Redaktion: Master Studierende Diplom 2016. Support: Birgit Kempker, Website: Master Studierende Diplom 2016. Support: Esther Hunziker
© Institut Kunst – HGK FHNW, die AutorInnen und KünstlerInnen, Basel, 2016
www.fhnw.ch/hgk/iku, www.institut-kunst.ch

Reflexiv



Die reflexive Arbeit 1
ist ein Gefäss, in dem die Kunst über sich selbst nachdenken kann via Künstler, eine Einladung, an diesem Denken teilzunehmen, Fragen zu stellen und in ein Gespräch zu geraten. Dieses Gefäss ist jeweils zu erfinden, deshalb ist die reflexive Arbeit ein Experiment. Es geht nicht um fertige Texte, Abhandlungen, Meinungen, theoretische Erörterungen, etc., sondern um eine jeweils spezifische Form der Selbstbestimmung. Sie muss nicht sprachlich sein, nicht schriftlich und auch nicht in irgendeinem Medium festgehalten werden. Entscheidend ist ihre Möglichkeit, Räume zu öffnen fürs Denken und Sprechen und einzustimmen in die mentalen Umgebungen der Werke.
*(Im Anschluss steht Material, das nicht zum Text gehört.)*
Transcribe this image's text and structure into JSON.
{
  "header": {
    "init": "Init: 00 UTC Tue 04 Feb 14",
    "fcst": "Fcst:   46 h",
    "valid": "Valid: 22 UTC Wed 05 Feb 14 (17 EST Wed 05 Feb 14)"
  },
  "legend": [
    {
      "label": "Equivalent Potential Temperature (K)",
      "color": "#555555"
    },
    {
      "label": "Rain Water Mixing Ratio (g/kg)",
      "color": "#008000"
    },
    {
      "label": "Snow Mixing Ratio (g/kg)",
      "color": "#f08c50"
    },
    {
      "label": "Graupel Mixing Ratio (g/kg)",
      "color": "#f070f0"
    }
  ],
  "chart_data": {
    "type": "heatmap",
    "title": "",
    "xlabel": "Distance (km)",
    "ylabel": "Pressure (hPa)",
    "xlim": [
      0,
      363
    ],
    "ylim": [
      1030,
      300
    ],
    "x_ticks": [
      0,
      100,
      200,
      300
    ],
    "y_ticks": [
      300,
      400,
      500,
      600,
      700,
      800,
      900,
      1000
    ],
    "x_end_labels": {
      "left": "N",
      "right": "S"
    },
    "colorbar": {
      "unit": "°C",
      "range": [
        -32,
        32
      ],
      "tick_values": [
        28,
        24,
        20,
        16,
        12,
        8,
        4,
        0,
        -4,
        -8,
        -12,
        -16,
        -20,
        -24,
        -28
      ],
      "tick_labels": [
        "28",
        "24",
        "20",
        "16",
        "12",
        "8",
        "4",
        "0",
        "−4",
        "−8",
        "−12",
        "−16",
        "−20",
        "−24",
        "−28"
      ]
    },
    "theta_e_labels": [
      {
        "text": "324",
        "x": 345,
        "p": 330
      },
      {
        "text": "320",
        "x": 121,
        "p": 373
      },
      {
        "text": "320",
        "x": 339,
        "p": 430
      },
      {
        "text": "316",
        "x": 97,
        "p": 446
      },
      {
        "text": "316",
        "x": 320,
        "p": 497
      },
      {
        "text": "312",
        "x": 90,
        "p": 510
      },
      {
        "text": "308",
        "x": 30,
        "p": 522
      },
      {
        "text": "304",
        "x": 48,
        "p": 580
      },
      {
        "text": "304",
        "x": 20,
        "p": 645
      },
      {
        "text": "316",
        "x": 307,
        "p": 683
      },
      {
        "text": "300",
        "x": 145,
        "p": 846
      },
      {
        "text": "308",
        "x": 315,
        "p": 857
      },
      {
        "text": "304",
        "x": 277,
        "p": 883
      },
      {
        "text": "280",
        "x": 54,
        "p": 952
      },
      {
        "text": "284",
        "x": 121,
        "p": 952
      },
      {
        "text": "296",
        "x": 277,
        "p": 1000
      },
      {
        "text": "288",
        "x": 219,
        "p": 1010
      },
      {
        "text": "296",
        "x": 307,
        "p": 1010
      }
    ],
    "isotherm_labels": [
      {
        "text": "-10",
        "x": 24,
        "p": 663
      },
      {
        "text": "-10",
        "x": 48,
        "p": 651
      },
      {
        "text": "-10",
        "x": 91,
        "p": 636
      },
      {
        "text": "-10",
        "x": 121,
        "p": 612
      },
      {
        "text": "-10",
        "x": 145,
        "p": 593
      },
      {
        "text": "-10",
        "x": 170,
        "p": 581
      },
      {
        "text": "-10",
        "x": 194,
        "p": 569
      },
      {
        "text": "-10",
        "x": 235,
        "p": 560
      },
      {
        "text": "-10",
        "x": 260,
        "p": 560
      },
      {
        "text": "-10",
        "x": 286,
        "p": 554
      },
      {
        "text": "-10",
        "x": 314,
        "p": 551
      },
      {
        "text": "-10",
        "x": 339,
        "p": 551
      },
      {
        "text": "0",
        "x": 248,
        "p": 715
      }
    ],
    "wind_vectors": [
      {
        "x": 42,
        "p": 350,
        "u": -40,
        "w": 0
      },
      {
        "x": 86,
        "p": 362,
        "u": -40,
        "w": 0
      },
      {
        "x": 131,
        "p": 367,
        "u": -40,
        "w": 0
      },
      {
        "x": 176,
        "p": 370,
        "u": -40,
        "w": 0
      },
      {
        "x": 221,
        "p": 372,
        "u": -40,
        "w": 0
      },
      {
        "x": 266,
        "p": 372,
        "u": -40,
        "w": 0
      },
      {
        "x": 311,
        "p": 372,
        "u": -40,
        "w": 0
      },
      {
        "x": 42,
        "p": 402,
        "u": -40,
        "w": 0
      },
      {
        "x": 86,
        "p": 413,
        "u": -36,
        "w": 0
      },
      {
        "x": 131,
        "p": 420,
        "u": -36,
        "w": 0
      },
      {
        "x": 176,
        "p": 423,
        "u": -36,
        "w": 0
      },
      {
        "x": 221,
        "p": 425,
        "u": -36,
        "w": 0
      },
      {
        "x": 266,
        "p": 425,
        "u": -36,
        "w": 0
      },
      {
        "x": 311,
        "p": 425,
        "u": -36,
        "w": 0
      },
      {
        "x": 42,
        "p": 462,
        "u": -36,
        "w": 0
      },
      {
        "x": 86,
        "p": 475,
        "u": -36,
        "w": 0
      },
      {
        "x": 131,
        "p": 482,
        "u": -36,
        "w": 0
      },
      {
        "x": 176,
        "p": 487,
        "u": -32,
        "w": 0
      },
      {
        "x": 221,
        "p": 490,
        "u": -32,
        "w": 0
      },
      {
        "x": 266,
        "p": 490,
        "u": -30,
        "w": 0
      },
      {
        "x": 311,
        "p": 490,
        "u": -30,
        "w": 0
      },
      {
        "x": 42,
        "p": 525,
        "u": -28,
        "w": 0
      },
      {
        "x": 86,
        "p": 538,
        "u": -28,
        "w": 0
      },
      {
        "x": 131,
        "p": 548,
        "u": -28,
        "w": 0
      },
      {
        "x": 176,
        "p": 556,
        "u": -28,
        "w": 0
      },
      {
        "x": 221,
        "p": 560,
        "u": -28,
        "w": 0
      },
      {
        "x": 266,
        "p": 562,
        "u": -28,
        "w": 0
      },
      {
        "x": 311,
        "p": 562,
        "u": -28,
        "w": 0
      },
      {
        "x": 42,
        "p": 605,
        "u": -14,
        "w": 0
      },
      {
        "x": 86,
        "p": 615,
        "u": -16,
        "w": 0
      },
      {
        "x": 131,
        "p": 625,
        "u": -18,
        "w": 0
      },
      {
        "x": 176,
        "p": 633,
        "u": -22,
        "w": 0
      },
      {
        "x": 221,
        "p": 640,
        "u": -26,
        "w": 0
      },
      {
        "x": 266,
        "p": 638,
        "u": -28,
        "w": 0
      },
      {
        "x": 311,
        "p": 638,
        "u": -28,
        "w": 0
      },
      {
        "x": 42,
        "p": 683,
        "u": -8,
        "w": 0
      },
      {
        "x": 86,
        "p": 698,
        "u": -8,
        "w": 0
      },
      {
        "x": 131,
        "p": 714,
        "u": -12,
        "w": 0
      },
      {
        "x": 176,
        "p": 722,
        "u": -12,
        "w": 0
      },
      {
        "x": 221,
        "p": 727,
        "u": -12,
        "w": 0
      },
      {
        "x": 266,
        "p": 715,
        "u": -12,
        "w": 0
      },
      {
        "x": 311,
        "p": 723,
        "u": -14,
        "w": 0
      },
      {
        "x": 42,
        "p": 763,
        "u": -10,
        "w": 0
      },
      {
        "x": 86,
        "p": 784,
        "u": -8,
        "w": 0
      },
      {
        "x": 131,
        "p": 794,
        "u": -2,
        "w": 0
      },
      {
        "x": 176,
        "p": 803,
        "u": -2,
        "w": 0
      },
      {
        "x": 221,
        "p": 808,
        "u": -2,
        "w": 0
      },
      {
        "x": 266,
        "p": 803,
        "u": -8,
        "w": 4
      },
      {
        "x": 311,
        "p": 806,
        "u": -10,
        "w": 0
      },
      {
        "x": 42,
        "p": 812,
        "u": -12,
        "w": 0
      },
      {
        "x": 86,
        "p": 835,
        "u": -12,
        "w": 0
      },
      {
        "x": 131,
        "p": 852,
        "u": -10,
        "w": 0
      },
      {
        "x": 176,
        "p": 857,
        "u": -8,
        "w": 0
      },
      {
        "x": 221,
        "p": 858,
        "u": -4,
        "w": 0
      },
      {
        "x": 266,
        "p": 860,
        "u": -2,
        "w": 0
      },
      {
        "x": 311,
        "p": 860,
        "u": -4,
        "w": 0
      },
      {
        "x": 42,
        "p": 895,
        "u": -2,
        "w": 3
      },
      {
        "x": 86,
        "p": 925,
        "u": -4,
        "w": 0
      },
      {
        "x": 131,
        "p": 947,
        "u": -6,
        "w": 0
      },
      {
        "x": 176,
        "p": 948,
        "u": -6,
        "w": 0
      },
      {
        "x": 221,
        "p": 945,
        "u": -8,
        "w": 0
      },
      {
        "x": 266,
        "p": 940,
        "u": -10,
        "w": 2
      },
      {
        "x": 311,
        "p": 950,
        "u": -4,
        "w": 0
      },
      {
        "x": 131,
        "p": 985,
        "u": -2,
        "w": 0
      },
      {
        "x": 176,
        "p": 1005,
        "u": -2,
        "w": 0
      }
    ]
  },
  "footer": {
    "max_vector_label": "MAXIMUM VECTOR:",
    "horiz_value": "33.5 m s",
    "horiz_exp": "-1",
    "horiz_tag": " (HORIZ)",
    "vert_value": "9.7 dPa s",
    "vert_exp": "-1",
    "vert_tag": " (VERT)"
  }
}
Eine reflexive Arbeit kann ein mündlicher Bericht über Lektüre sein, es können Interviews, Schlafprotokolle, Filme, Musik ... Mitschriften von nie stattgefundenen Treffen sein, wichtig ist: sie sollte sich öffnen wollen, ein Gesprächsangebot machen, sie sollte Lust haben und Lust darauf machen, etwas in die Karten zu schauen, sich in die Karten schauen zu lassen, ins Handwerk, in die Motivation, in das Nichtwissen, in den Antrieb und in die Wege der Kunst. Es geht um kein schweres schwitzendes Beackern und Zerhacken der eigenen Kreationen, sondern auch um den inspirierenden und leichten, mutigen und oft paradoxen, verblüffenden Funken beim Denken. Und ja, dieser denkende Moment wohnt dem Kunstwerk selbst natürlich bei und inne. Die reflexive Arbeit macht per leichter Verschiebung und Betonung darauf aufmerksam.


Die reflexive Arbeit 2
ist ein Gefäss, dass jeweils neu zu erfinden ist. Es möchte Raum für Einsicht bieten, Innenansichten, Aussenansichten, Eigeneinsichten und ein Gespräch suchen mit anderen Ansichten und Sehansätzen. Zunächst möchte dieses Gefäss der Kunst und dem Kunstwerk, der künstlerischen Arbeit, Möglichkeit bieten, mit sich selbst zu sprechen und dann den Künstlern, ihre Positionen, Haltungen, Zweifel, Methoden und Vorbilder, Absichten, Geheimnisse und Motivationen, Lieben und Ängste denkend und somit denkend handelnd, auszuprobieren. Denken ist immer persönlich. Mut gehört dazu, Mut Fehler zu mache, nackt da zu stehen, sich zu verirren oder etwas zu denken, was weh tut. Die reflexive Arbeit möchte dies arteigen tun, mit Leichtigkeit abheben, schweben, fliegen oder auch mit Schwermut, ackernd wie ein Gaul. Sie weiss, dass sie in ihrer eigenen Zeit statt findet und für sie blind ist. Sie sucht nach Selbstbestimmung und Selbstsetzung und sie weiss, dass Sätze alleine noch gar kein Anzeichen von Bewusstsein sind. Oder denkt das Ornament? Der Mut und die Freiheit selbst zu denken ist nicht selbstverständlich und besonders in Ausbildungszusammenhängen ein kostbares und zu schützendes Gut. Die reflexive Arbeit kann in jedem Medium statt finden. Es kann eine Beerdigung sein, ein Konzert, eine Führung, Brot backen, Menschen bauen, Steine hauen, Sendemaste vergolden, Tarotkarten deuten, ... wichtig ist, dass sich in ihr das künstlerische Tun und Treiben selbst begegnet, begehbar ist und offen, Lust auf die sogenannte Begegnung hat mit dem was gerade nicht Kunst ist und Kunst als Kunst erkennen will.


Die reflexive Arbeit 3
ist eine leichte und schöne Sache. Bevor sie leicht und schön ist kann sie hart, schwer und unangenehm sein. Meist läuft sie durch einen Nullpunkt von gar nichts will mehr gehen und verstehen, dann öffnet sich das Gate wie von alleine.


Die reflexive Arbeit 4
gibt es nicht. Sie ist immer anders. Sie ist lebendig. Füttern und streicheln erlaubt!
Birgit Kempker

Christelle Becholey Besson

All It Could Have Been

I want alternative time rather than space.

www.christelleb.ch






Oliver Falk

Iteration BABY

Klang und visuelle Erfahrung – in den meisten Situationen des Lebens untrennbar; und doch zwei Welten für sich, die analytisch getrennt inszeniert werden in der Installation Iteration BABY (2016).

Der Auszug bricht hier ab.